After meeting Gandhis, is Prashant Kishor joining Congress?

New Delhi: A day after a high-level meeting with Congress’ chief Sonia Gandhi, party leaders Rahul Gandhi and Priyanka Gandhi, speculations are on the rife that ex-poll strategist Prashant Kishor is given an offer to join the party in a top-rung post, reports said.

Touted to be about the ensuing general elections in Punjab and Uttar Pradesh, the meeting at Rahul’s residence was said to be about the Gandhis offering Kishor a ‘significant position’ in the party, NDTV reported quoting sources.

He is known to have been given three days by the party leadership to decide on the same.

Reports had earlier linked the Kishor-Gandhis’ meet to the Congress turmoil in Punjab, where the party is struggling to broker peace between its top two leaders – Chief Minister Amarinder Singh and his rival Navjot Singh Sidhu – ahead of next year’s state polls.

Earlier last month, Kishor had two high-profile meetings with Nationalist Congress Party (NCP) chief Sharad Pawar where talks of a combined opposition strategy to take on the BJP in 2024 took place.

Kishore’s role has been transformative in several parties’ victories in their respective states.
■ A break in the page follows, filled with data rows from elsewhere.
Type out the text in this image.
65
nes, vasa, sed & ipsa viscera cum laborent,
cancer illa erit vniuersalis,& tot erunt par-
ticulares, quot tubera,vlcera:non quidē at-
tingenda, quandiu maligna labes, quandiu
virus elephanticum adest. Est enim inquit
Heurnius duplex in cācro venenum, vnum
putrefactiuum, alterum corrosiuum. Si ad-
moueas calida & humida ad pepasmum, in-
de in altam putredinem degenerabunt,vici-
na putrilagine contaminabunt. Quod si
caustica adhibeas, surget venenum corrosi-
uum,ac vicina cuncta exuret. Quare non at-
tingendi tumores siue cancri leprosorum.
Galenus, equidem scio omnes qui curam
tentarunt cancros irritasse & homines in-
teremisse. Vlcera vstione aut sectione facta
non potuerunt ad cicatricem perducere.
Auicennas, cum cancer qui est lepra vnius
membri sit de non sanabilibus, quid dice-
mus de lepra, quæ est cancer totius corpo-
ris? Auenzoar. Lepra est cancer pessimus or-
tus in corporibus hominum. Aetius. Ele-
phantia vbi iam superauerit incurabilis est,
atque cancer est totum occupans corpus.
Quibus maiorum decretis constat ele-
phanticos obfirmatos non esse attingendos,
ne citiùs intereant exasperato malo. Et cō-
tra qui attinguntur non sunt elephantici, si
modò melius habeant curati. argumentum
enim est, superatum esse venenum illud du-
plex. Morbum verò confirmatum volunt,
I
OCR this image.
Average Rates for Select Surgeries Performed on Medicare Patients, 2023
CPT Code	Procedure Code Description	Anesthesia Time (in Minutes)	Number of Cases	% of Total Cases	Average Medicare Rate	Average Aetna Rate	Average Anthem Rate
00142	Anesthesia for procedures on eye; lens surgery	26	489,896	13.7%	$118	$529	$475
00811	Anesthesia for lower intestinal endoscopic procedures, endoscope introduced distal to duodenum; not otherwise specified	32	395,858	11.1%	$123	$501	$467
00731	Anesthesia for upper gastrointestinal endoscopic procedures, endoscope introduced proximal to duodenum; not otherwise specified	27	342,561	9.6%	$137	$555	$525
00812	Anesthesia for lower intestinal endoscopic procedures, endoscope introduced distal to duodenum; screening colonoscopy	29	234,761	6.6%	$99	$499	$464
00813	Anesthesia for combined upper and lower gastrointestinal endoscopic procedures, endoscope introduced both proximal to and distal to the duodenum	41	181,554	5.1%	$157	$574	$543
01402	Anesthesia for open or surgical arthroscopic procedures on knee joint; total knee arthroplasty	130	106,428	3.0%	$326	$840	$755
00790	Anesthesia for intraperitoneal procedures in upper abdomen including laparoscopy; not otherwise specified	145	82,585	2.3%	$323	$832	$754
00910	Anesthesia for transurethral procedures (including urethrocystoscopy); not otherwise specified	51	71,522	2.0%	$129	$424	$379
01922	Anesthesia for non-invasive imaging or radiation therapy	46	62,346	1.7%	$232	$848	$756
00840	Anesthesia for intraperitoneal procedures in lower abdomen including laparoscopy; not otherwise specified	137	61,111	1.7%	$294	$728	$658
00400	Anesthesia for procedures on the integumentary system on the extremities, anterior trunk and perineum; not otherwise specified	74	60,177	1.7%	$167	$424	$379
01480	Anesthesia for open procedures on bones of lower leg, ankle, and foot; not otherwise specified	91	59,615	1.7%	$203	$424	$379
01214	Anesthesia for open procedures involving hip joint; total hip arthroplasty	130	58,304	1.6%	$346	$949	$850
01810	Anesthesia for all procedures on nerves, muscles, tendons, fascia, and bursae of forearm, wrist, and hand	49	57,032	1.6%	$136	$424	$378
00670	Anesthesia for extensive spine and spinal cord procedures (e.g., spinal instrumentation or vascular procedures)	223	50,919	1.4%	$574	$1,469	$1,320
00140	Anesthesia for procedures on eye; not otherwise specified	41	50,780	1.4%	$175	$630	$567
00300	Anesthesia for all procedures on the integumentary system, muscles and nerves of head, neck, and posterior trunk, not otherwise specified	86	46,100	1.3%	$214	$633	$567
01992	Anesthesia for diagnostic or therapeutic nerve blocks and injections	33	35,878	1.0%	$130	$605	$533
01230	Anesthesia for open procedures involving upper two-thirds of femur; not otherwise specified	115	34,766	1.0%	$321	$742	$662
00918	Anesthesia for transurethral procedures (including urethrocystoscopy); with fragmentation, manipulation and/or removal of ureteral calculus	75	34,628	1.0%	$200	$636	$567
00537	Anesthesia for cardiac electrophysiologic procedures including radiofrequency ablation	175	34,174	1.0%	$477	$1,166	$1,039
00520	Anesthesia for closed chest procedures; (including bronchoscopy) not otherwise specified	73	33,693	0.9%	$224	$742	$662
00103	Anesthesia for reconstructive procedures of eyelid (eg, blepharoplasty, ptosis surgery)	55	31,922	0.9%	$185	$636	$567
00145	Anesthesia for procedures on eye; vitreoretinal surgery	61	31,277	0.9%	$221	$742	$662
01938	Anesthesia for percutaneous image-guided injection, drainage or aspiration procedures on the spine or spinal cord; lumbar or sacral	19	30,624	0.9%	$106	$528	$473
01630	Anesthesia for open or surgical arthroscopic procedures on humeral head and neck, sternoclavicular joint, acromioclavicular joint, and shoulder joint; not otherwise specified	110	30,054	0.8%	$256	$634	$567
In May, he added Trinamool Congress (TMC) and Dravida Munnetra Kazhagam (DMK) wins into his impressive portfolio of election strategy. However, a day after the results, he said that he was “quitting the space”.

Previous stint as politician

Currently, Prashant Kishor holds almost a cabinet rank in the place of Punjab chief minister Capt. Amarinder Singh’s principal adviser.

Previously, Kishore donned a political hat when he joined the JD(U) and was elevated to the party’s Vice President post, before being kicked out by party chief Nitish Kumar after a fallout.

Kishor on Congress

It is noteworthy that one of the rare blots in Kishor’s career was the Uttar Pradesh elections in 2017, where his famed campaign strategy failed to help the Congress-Samajwadi Party alliance come to power. In May, Kishor remarked that Congress is a “100-year-old political party and they have their ways of functioning”.

Kishor had also suggested that “the Congress must introspect where it is going wrong”.